L’opposant politique congolais Seth Kikuni a vivement réagi à la déclaration publiée à l’issue de la 66e session extraordinaire de l’Église du Christ au Congo (ECC).
Dans une adresse publique destinée aux responsables de cette plateforme protestante, notamment au président national Révérend André-Gédéon Bokundoa et au secrétaire général Éric Senga, il a exprimé son incompréhension et sa désapprobation face à la position adoptée sur la question des réformes constitutionnelles en République démocratique du Congo.
Selon Seth Kikuni, la déclaration de l’ECC manque de fermeté face aux initiatives visant à modifier la Constitution du 18 février 2006. Il estime que l’institution religieuse a adopté une posture trop neutre sur un sujet qu’il considère comme fondamental pour l’avenir de la démocratie congolaise.
Une Constitution considérée comme un acquis démocratique
Dans son message, Seth Kikuni rappelle que la Constitution actuelle est le résultat d’un long processus de paix, de transition politique et de reconstruction nationale après plusieurs années de conflits armés.
Pour lui, même si ce texte n’est pas parfait, il demeure le socle du pacte républicain congolais. L’opposant juge que remettre en cause la Constitution dans le contexte actuel d’insécurité et de tensions politiques représenterait un risque majeur pour la stabilité du pays.
« La Constitution du 18 février 2006 n’est pas parfaite. Aucune constitution humaine ne l’est. Mais elle est le fruit d’un pacte républicain, né après des années de guerre et de transition », affirme-t-il.
Seth Kikuni rejette le débat sur la révision constitutionnelle
L’ancien candidat à l’élection présidentielle estime que les priorités des Congolais se situent ailleurs. Il cite notamment les défis sécuritaires dans l’Est de la RDC, les crises humanitaires, la pauvreté, l’accès à l’éducation, aux infrastructures et aux services sociaux de base.
Selon lui, la population ne réclame pas une modification de la Constitution mais plutôt des solutions concrètes aux problèmes quotidiens qui affectent sa vie.
Il s’interroge notamment sur la légitimité d’un débat constitutionnel dans un contexte où plusieurs provinces restent confrontées aux violences armées et aux déplacements massifs des populations.

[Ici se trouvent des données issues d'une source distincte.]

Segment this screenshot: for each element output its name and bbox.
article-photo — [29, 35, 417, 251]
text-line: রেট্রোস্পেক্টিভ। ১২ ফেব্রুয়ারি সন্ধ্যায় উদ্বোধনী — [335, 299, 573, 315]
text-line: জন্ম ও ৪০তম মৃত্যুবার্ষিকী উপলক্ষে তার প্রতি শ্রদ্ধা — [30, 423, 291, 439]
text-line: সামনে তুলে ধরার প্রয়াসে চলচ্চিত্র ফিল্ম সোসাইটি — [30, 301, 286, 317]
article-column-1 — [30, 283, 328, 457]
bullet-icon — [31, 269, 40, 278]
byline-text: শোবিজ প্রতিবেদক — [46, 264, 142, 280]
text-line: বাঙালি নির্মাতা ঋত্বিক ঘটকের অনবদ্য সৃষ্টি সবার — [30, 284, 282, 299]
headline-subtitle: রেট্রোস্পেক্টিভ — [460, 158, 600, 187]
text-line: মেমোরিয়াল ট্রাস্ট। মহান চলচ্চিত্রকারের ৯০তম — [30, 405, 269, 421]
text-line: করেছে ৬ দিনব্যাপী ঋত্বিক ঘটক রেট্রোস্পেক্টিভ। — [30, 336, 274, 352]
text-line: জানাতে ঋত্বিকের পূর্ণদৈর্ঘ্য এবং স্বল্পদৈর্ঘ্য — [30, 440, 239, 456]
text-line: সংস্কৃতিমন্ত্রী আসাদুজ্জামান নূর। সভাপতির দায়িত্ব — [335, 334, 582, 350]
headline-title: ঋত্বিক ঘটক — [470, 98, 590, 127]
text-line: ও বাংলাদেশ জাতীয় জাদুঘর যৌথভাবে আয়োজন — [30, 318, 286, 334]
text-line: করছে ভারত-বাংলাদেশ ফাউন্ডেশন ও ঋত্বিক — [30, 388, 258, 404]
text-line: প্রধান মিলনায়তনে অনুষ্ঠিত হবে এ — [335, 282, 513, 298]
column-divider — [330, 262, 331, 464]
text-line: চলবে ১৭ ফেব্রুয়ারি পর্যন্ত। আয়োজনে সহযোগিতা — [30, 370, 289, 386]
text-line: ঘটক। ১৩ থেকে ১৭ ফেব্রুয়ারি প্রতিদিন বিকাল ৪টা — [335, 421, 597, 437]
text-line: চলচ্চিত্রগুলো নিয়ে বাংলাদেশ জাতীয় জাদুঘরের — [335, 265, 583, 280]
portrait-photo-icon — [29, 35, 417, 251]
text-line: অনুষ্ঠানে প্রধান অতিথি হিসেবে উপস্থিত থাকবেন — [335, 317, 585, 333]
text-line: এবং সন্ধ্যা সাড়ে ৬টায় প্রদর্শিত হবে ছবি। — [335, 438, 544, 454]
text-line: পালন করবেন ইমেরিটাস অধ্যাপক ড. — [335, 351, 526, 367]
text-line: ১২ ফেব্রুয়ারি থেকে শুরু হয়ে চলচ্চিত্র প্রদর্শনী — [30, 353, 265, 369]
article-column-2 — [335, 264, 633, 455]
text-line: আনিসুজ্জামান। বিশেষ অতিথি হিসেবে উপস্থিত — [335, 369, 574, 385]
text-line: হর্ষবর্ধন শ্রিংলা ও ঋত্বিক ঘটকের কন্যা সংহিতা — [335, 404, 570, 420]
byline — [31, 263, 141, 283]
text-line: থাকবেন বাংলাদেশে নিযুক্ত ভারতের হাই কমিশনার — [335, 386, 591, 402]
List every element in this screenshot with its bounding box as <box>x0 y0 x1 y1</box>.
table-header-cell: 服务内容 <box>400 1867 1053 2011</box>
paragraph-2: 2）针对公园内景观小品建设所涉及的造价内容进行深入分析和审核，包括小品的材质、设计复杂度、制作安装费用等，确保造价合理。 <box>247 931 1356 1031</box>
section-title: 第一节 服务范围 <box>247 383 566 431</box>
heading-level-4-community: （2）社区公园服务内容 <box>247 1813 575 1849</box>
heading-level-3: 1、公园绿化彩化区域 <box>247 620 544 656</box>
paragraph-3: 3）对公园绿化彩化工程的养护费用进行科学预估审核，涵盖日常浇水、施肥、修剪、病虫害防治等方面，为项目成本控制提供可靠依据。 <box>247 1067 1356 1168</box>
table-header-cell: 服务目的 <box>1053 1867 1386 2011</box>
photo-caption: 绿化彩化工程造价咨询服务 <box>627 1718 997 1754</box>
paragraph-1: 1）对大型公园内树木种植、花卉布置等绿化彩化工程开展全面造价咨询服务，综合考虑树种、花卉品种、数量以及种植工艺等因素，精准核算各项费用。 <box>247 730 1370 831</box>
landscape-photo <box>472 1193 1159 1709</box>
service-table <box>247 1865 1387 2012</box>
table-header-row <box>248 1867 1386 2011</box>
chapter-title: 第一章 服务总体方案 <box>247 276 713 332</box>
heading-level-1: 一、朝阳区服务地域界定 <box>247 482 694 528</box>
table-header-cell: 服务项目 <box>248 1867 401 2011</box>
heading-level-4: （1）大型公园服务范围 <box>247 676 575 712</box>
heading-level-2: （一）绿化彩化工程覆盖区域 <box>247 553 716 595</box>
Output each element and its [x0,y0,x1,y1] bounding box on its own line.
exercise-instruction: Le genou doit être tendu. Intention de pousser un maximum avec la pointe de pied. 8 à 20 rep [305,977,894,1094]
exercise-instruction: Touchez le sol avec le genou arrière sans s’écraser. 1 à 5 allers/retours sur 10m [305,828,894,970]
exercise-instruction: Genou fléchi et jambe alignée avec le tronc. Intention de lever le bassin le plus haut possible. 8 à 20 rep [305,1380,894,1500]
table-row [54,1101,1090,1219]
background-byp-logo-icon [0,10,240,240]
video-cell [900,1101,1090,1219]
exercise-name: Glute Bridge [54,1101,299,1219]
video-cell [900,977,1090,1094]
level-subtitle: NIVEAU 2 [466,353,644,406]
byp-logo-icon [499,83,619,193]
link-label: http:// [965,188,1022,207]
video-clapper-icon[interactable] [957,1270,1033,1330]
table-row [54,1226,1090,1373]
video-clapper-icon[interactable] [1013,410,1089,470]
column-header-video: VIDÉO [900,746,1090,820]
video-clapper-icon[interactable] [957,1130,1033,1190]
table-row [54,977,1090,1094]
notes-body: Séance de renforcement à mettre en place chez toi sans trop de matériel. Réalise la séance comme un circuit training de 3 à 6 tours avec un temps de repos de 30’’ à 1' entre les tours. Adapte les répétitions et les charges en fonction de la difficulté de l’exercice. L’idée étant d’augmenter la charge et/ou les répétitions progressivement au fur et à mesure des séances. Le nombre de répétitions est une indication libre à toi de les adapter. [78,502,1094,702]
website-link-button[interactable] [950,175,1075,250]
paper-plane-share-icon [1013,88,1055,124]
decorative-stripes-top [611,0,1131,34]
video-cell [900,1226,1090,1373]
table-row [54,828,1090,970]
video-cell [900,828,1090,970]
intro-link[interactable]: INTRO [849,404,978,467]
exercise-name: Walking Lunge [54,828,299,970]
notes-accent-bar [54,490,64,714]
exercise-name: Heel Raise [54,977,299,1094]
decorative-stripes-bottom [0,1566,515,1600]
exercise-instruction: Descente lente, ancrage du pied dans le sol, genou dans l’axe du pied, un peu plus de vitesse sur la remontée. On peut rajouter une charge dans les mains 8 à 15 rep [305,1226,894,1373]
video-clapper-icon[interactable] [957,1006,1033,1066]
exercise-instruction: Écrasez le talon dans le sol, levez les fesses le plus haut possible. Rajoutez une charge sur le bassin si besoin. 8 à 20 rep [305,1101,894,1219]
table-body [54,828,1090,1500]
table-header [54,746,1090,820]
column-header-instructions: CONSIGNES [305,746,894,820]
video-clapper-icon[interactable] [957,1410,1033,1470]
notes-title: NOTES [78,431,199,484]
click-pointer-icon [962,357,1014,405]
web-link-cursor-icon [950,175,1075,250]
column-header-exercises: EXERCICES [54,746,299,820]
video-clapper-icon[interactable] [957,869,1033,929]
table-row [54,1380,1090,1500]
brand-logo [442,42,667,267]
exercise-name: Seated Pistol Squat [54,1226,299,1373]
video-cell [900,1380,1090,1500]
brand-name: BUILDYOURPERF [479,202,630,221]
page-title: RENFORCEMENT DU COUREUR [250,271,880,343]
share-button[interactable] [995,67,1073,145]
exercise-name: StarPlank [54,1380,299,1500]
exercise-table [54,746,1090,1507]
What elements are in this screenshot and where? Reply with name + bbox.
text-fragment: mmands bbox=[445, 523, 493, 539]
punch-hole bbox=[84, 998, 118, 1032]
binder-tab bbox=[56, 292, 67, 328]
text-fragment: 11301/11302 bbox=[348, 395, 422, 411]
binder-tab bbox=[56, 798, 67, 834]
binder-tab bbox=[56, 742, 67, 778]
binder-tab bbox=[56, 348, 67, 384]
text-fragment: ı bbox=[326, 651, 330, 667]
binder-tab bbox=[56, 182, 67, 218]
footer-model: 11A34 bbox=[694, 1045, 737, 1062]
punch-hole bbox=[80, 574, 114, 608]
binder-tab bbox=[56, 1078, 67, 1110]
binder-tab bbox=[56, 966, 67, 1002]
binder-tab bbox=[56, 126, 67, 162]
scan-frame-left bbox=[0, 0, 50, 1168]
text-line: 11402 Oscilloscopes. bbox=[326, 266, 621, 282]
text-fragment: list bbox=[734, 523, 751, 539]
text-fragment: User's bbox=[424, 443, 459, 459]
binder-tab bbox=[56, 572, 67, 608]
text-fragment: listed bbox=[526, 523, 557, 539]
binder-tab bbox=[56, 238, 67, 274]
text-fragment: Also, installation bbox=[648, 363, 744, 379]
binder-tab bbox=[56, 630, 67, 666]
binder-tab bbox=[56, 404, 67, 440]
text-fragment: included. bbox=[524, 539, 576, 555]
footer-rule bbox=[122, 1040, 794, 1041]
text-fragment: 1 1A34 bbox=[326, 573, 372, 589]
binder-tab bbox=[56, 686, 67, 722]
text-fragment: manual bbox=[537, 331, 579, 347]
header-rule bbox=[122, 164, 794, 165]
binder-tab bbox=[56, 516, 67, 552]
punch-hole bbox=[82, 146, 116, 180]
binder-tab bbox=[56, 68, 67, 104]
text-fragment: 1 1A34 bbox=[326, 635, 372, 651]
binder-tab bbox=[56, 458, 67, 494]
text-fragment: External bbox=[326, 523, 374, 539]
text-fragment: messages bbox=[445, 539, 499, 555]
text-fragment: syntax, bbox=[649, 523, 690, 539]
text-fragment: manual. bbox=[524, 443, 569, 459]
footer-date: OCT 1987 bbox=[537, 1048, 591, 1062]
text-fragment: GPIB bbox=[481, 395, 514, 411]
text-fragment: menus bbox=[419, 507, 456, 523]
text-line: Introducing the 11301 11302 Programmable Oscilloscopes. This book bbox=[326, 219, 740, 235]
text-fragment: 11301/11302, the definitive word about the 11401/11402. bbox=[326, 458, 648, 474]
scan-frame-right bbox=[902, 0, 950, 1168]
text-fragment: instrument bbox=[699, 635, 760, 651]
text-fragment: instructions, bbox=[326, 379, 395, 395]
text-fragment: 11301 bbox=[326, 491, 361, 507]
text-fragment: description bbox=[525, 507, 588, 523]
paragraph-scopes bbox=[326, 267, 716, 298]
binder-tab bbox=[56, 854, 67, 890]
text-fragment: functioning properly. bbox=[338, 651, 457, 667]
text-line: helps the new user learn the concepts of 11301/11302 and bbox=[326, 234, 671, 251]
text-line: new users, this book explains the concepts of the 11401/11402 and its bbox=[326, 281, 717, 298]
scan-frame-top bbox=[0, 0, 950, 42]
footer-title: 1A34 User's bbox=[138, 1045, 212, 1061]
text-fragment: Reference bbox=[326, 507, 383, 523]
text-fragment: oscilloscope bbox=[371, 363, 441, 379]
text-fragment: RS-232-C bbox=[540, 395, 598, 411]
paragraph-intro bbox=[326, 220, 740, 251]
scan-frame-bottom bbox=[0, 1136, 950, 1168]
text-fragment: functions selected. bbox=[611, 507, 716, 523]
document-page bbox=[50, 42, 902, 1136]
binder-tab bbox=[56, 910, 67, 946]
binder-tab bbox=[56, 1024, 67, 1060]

Trois demandes adressées à l’Église du Christ au Congo
Dans sa déclaration, Seth Kikuni formule trois principales recommandations à l’endroit de l’ECC :
1. Rejeter toute caution implicite aux réformes constitutionnelles
L’opposant demande à l’ECC de ne pas laisser entendre que toutes les positions concernant la révision de la Constitution sont équivalentes.
2. Défendre les dispositions constitutionnelles existantes
Il appelle l’institution religieuse à réaffirmer publiquement le respect des articles 218, 219 et 220 de la Constitution, qui encadrent les procédures de révision constitutionnelle et protègent certaines dispositions jugées intangibles.
3. Assumer une mission prophétique plus engagée
Seth Kikuni invite les responsables de l’ECC à abandonner ce qu’il qualifie de « neutralité complaisante » et à prendre position lorsqu’il s’agit de défendre les principes démocratiques et l’État de droit.
Un appel à préserver l’État de droit en RDC
À travers cette prise de position, Seth Kikuni réaffirme son opposition à toute initiative de révision constitutionnelle qu’il considère motivée par des ambitions politiques plutôt que par les besoins réels de la population.
Il exhorte l’Église du Christ au Congo à renouer avec son rôle historique dans la défense de la démocratie, des libertés publiques et des acquis constitutionnels en République démocratique du Congo.
Cette sortie intervient alors que le débat sur d’éventuelles réformes constitutionnelles continue de susciter des réactions au sein de la classe politique, de la société civile et des confessions religieuses du pays.